Evaluation of Alternative Design Considerations for Renewable Portfolio Standards
This research project will employ and advance state of the art power systems modeling to evaluate an updated Renewable Portfolio Standard (RPS) for Michigan. In addition to methodological development, the project will provide an objective analysis on the environmental impacts and costs of RPS designs to better inform stakeholders across the state.
Overview of Problem:
Michigan is one of 29 states with a binding Renewable Portfolio Standard policy in place. Under the Clean, Renewable, and Efficient Energy Act of 2008, Michigan’s load serving entities are responsible for generating 10% of their retail electricity sales from renewable sources by 2015. Through new utility-owned generation, existing generation, and power purchase agreements, it is expected that this target will be met. In 2012, groups advocating for higher targets failed to pass Proposition 3, which would have added a constitutional amendment mandating higher penetrations of renewable energy. The debate over this proposal lacked objective analytical rigor when discussing the costs and benefits of expanding Michigan’s RPS. To better inform future policy debates, the University of Michigan Energy Institute will conduct a comprehensive study to assess the costs and environmental impacts of alternative RPS design.
1. Create baseline system representation: The team will employ a comprehensive unit commitment and economic dispatch model, utilizing the software tool Plexos for Power Systems, by Energy Exemplar, to simulate and optimize generator behavior.
The Eastern Interconnection will be modeled at the zonal level, with a higher degree of resolution employed for Michigan to capture intra-state transmission constraints. Approximately 10,000 generators are represented in the model, with detailed assumptions for costs and operational limits including heat rate (at multiple load points), start costs and fuel use, run time restrictions, ramp rates, variable operating and maintenance costs, forced outage rates, and emissions rates. Transmission constraints will be modeled at the zonal level, with the highest data resolution for Michigan employed. Load assumptions will be on an hourly level. Capacity needs will be met by the addition of the installed cost generation option (likely, natural gas combustion turbines) at a rate that maintains a minimum reserve margin. The model’s time horizon will be twenty years, modeling one representative day per month and extrapolating to full annual results. The costs to customers will be based on a utility revenue requirement model for the two major utilities that represents best publically available information.

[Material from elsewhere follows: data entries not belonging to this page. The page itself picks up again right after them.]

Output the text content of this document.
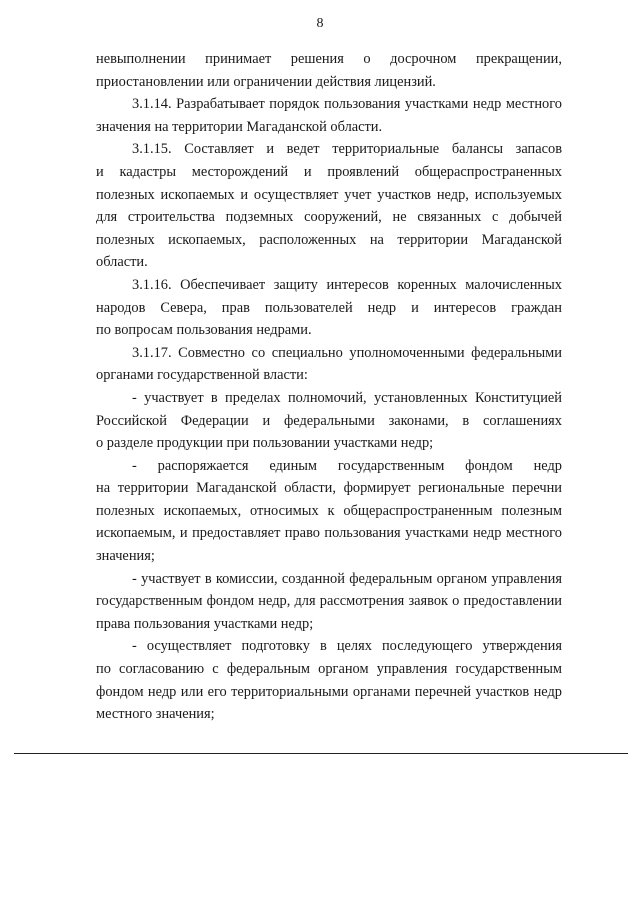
8
невыполнении принимает решения о досрочном прекращении,
приостановлении или ограничении действия лицензий.
3.1.14. Разрабатывает порядок пользования участками недр местного
значения на территории Магаданской области.
3.1.15. Составляет и ведет территориальные балансы запасов
и кадастры месторождений и проявлений общераспространенных
полезных ископаемых и осуществляет учет участков недр, используемых
для строительства подземных сооружений, не связанных с добычей
полезных ископаемых, расположенных на территории Магаданской
области.
3.1.16. Обеспечивает защиту интересов коренных малочисленных
народов Севера, прав пользователей недр и интересов граждан
по вопросам пользования недрами.
3.1.17. Совместно со специально уполномоченными федеральными
органами государственной власти:
- участвует в пределах полномочий, установленных Конституцией
Российской Федерации и федеральными законами, в соглашениях
о разделе продукции при пользовании участками недр;
- распоряжается единым государственным фондом недр
на территории Магаданской области, формирует региональные перечни
полезных ископаемых, относимых к общераспространенным полезным
ископаемым, и предоставляет право пользования участками недр местного
значения;
- участвует в комиссии, созданной федеральным органом управления
государственным фондом недр, для рассмотрения заявок о предоставлении
права пользования участками недр;
- осуществляет подготовку в целях последующего утверждения
по согласованию с федеральным органом управления государственным
фондом недр или его территориальными органами перечней участков недр
местного значения;
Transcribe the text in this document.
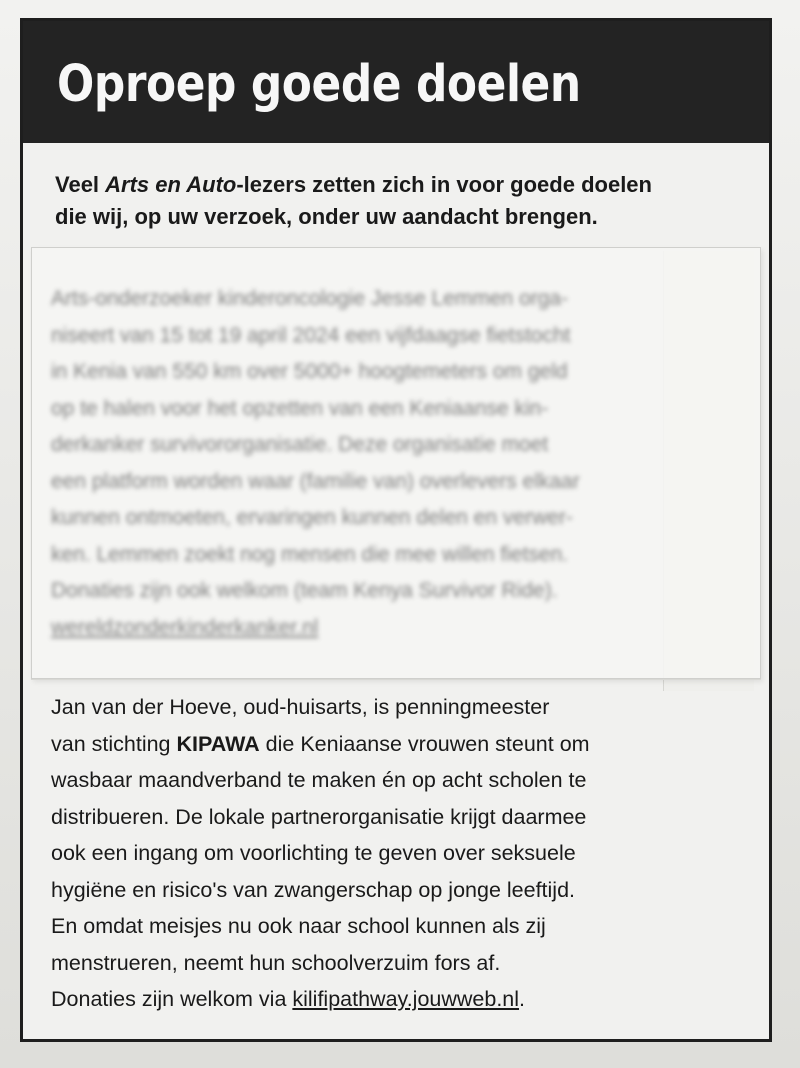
Oproep goede doelen
Veel Arts en Auto-lezers zetten zich in voor goede doelen
die wij, op uw verzoek, onder uw aandacht brengen.
Arts-onderzoeker kinderoncologie Jesse Lemmen orga-
niseert van 15 tot 19 april 2024 een vijfdaagse fietstocht
in Kenia van 550 km over 5000+ hoogtemeters om geld
op te halen voor het opzetten van een Keniaanse kin-
derkanker survivororganisatie. Deze organisatie moet
een platform worden waar (familie van) overlevers elkaar
kunnen ontmoeten, ervaringen kunnen delen en verwer-
ken. Lemmen zoekt nog mensen die mee willen fietsen.
Donaties zijn ook welkom (team Kenya Survivor Ride).
wereldzonderkinderkanker.nl

Jan van der Hoeve, oud-huisarts, is penningmeester

van stichting KIPAWA die Keniaanse vrouwen steunt om

wasbaar maandverband te maken én op acht scholen te

distribueren. De lokale partnerorganisatie krijgt daarmee

ook een ingang om voorlichting te geven over seksuele

hygiëne en risico's van zwangerschap op jonge leeftijd.

En omdat meisjes nu ook naar school kunnen als zij

menstrueren, neemt hun schoolverzuim fors af.

Donaties zijn welkom via kilifipathway.jouwweb.nl.
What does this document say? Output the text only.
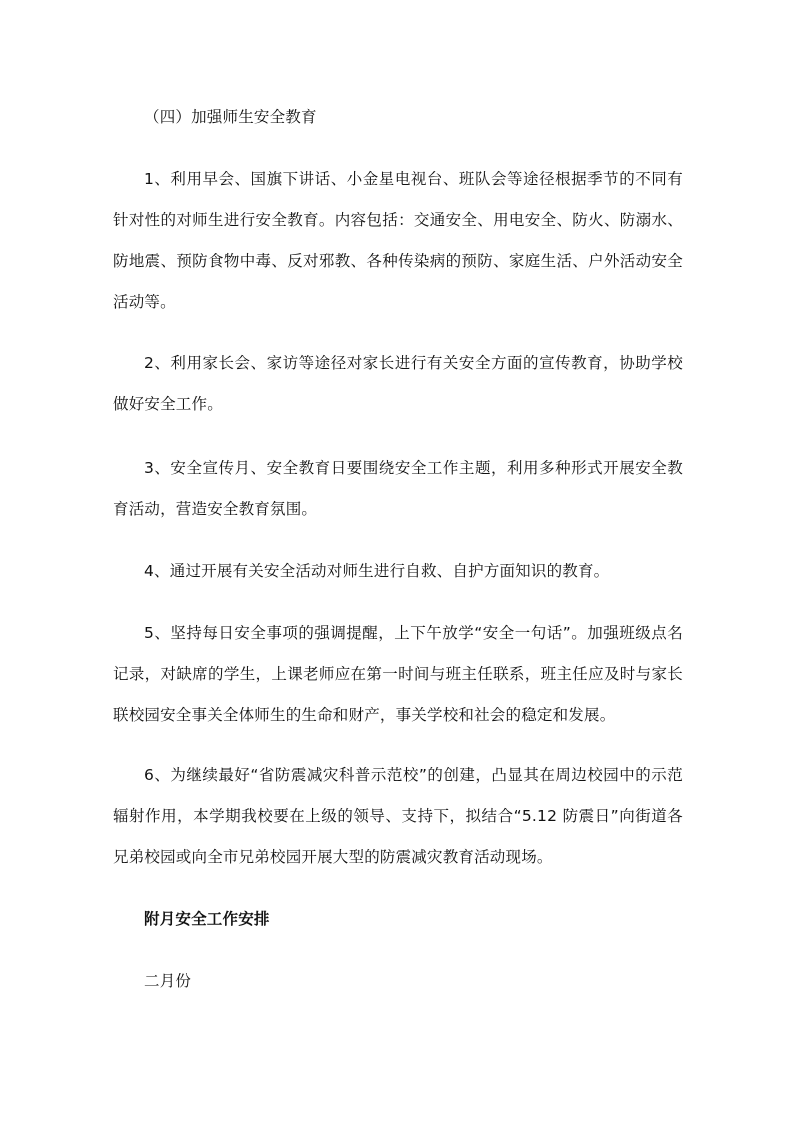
（四）加强师生安全教育

1、利用早会、国旗下讲话、小金星电视台、班队会等途径根据季节的不同有针对性的对师生进行安全教育。内容包括：交通安全、用电安全、防火、防溺水、防地震、预防食物中毒、反对邪教、各种传染病的预防、家庭生活、户外活动安全活动等。

2、利用家长会、家访等途径对家长进行有关安全方面的宣传教育，协助学校做好安全工作。

3、安全宣传月、安全教育日要围绕安全工作主题，利用多种形式开展安全教育活动，营造安全教育氛围。

4、通过开展有关安全活动对师生进行自救、自护方面知识的教育。

5、坚持每日安全事项的强调提醒，上下午放学“安全一句话”。加强班级点名记录，对缺席的学生，上课老师应在第一时间与班主任联系，班主任应及时与家长联校园安全事关全体师生的生命和财产，事关学校和社会的稳定和发展。

6、为继续最好“省防震减灾科普示范校”的创建，凸显其在周边校园中的示范辐射作用，本学期我校要在上级的领导、支持下，拟结合“5.12 防震日”向街道各兄弟校园或向全市兄弟校园开展大型的防震减灾教育活动现场。

附月安全工作安排

二月份
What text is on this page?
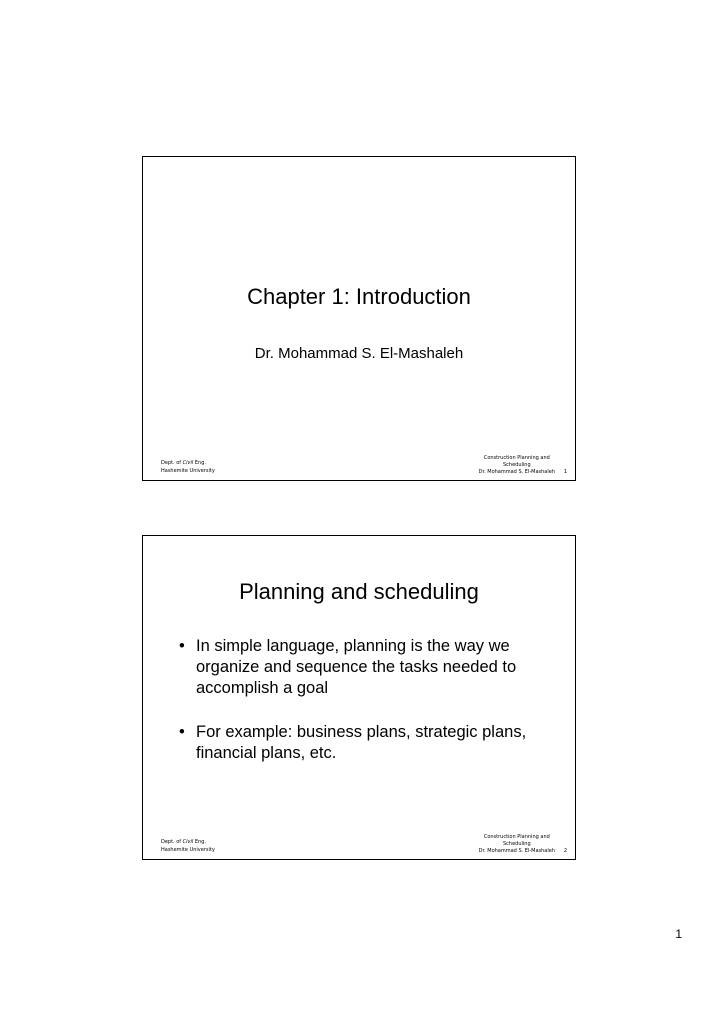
Chapter 1: Introduction
Dr. Mohammad S. El-Mashaleh
Dept. of Civil Eng.
Hashemite University
Construction Planning and
Scheduling
Dr. Mohammad S. El-Mashaleh 1
Planning and scheduling
• In simple language, planning is the way we organize and sequence the tasks needed to accomplish a goal
• For example: business plans, strategic plans, financial plans, etc.
Dept. of Civil Eng.
Hashemite University
Construction Planning and
Scheduling
Dr. Mohammad S. El-Mashaleh 2
1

2. Determine the least cost path for RPS compliance: The available renewable resources will be estimated, with information including the size of the resource, the diurnal pattern for wind and solar, and the installed and O&M costs. With this information, the revenue requirement for the renewable options will be calculated and the projects with the least cost above market energy rates for Michigan will be selected. The dispatch model will be run iteratively to assess the impact of integration on dispatchable resources, total system cost, and emissions.
3. Test scenarios with alternative RPS design, other environmental regulations: Three RPS targets will be assessed, varying the timing and renewable penetration. In addition, the impact of the Mercury and Air Toxics Standard (MATS) will be varied to illustrate the difference between compliance via control equipment versus retirement of selected generators.
4. Test sensitivity of results to key assumptions: For a selected scenario, the sensitivity of the results will be tested by (1) introducing a carbon tax, (2) high and low natural gas prices, (3) high and low coal prices, (4) high and low load forecasts, and (5) high and low installed costs for renewable generators.
5. Write white paper and academic article: The white paper will be suitable to external distribution to better inform policy makers and key stakeholders about the impact of design alternatives for future RPS targets. Assumptions will be transparent and, whenever possible, utilize publicly available and objective data sources (e.g., EIA, NREL). In addition, it is expected that the methodology will be novel and support an academic paper examining the interplay of environmental policies.
In order to bound the scope of this project and make it suitable for scenario and sensitivity analysis engagement, simplifying assumptions will be employed. Several such assumptions include:
- Imported energy from Canada follows historical patterns.
- Non-generation costs remain constant (in real terms) when used to calculate retail rate impacts.
- Pumped storage hydro charging and discharging patterns are user defined.
- Capacity needs are based on a fixed reserve margin over peak demand.
- Ancillary services representation may be simplified or not explicitly modeled.
- Given the uncertainty around CAIR and CSAPR, emissions allowance prices for NOx and SOx will be based on recent actual data.